Nielsen BuzzMetrics reviewed 8,000 discussion forums, 45,000 Usenet forums and more than 135 million blogs to gauge consumers’ thoughts on this law, with particular focus on the following issues:
- How are consumers reacting?
- How are card companies communicating changes?
- What actions do consumers plan to take?
- Who is to blame?
- Which companies are being implicated?
Online buzz spiked at the end of May 2009 as Congress passed the Credit CARD Act, and then tapered off until the end of February 2010, when the law went into effect. Overall, however, this discussion about this issue paled in comparison to the rancorous health care reform debate, which took center stage for much of 2009.
Almost immediately upon the President’s signing the bill into law, online sentiment began to turn against it. A USA Today post on the law received more than 600 comments – most of them quite negative. Many people thought that the legislation did not go far enough in protecting consumers, while others felt the new law penalized those who were responsible credit users. Meanwhile, there was widespread belief that card issuers would find loopholes for raising fees and interest rates prior to the law’s enactment.
Overall, consumers seem concerned about how the law changes the use and availability of credit. They said that their credit issuers communicated with them primarily through statements or via a web site. A fair number of people went online to search for information about the law and how it might affect them. Financial and political web sites were the top destinations for online discussions, and searches on Google and other engines are being actively used by consumers to learn more about the law. So what actions might consumers take in response to this law? Switching to cash or debit cards was the top action, followed by canceling credit cards.

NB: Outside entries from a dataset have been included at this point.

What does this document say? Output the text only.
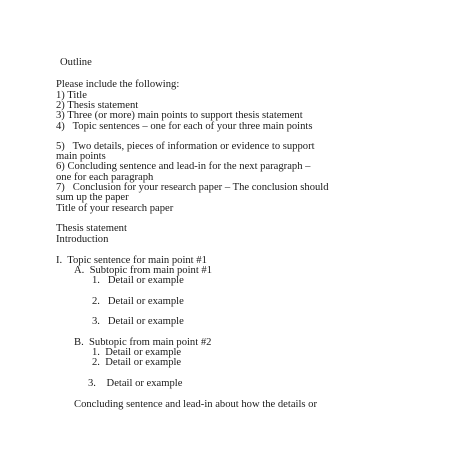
Outline
Please include the following:
1) Title
2) Thesis statement
3) Three (or more) main points to support thesis statement
4)   Topic sentences – one for each of your three main points
5)   Two details, pieces of information or evidence to support
main points
6) Concluding sentence and lead-in for the next paragraph –
one for each paragraph
7)   Conclusion for your research paper – The conclusion should
sum up the paper
Title of your research paper
Thesis statement
Introduction
I.  Topic sentence for main point #1
A.  Subtopic from main point #1
1.   Detail or example
2.   Detail or example
3.   Detail or example
B.  Subtopic from main point #2
1.  Detail or example
2.  Detail or example
3.    Detail or example
Concluding sentence and lead-in about how the details or
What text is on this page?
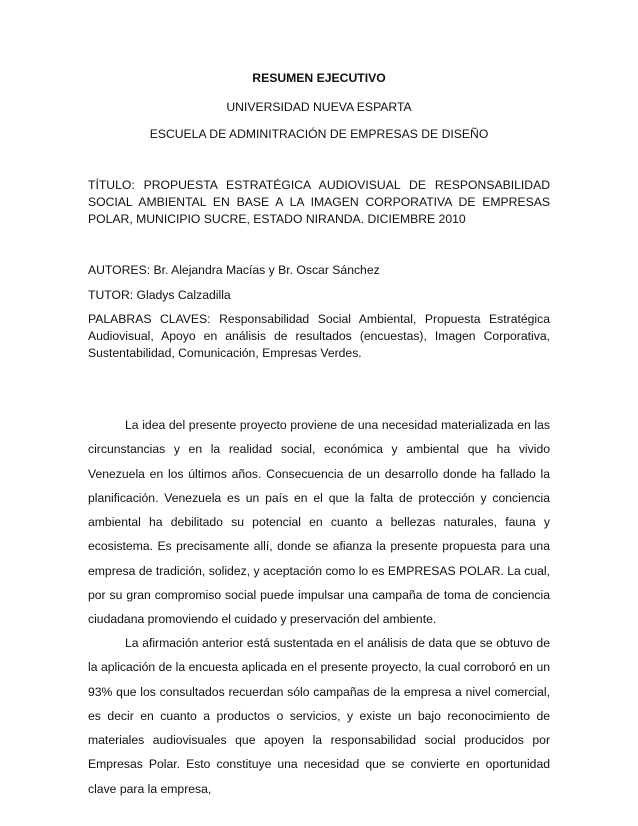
RESUMEN EJECUTIVO
UNIVERSIDAD NUEVA ESPARTA
ESCUELA DE ADMINITRACIÓN DE EMPRESAS DE DISEÑO
TÍTULO: PROPUESTA ESTRATÉGICA AUDIOVISUAL DE RESPONSABILIDAD SOCIAL AMBIENTAL EN BASE A LA IMAGEN CORPORATIVA DE EMPRESAS POLAR, MUNICIPIO SUCRE, ESTADO NIRANDA. DICIEMBRE 2010
AUTORES: Br. Alejandra Macías y Br. Oscar Sánchez
TUTOR: Gladys Calzadilla
PALABRAS CLAVES: Responsabilidad Social Ambiental, Propuesta Estratégica Audiovisual, Apoyo en análisis de resultados (encuestas), Imagen Corporativa, Sustentabilidad, Comunicación, Empresas Verdes.
La idea del presente proyecto proviene de una necesidad materializada en las circunstancias y en la realidad social, económica y ambiental que ha vivido Venezuela en los últimos años. Consecuencia de un desarrollo donde ha fallado la planificación. Venezuela es un país en el que la falta de protección y conciencia ambiental ha debilitado su potencial en cuanto a bellezas naturales, fauna y ecosistema. Es precisamente allí, donde se afianza la presente propuesta para una empresa de tradición, solidez, y aceptación como lo es EMPRESAS POLAR. La cual, por su gran compromiso social puede impulsar una campaña de toma de conciencia ciudadana promoviendo el cuidado y preservación del ambiente.
La afirmación anterior está sustentada en el análisis de data que se obtuvo de la aplicación de la encuesta aplicada en el presente proyecto, la cual corroboró en un 93% que los consultados recuerdan sólo campañas de la empresa a nivel comercial, es decir en cuanto a productos o servicios, y existe un bajo reconocimiento de materiales audiovisuales que apoyen la responsabilidad social producidos por Empresas Polar. Esto constituye una necesidad que se convierte en oportunidad clave para la empresa,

“It was a little surprising to see the widespread negative or ambivalent consumer sentiment towards the credit card reform law. What was initially hailed as an important step in protecting consumer rights quickly turned into an exercise of public mistrust of both financial service companies and the government. As we have seen with the health care reform debate, many Americans think that companies will find ways around the law and find new sources of revenue,” said Ron Coyle, Lead Analyst at Nielsen BuzzMetrics. “Now that the law is in effect, buzz about the topic will likely quiet down. But it will be interesting to see how consumer sentiment about this law changes.”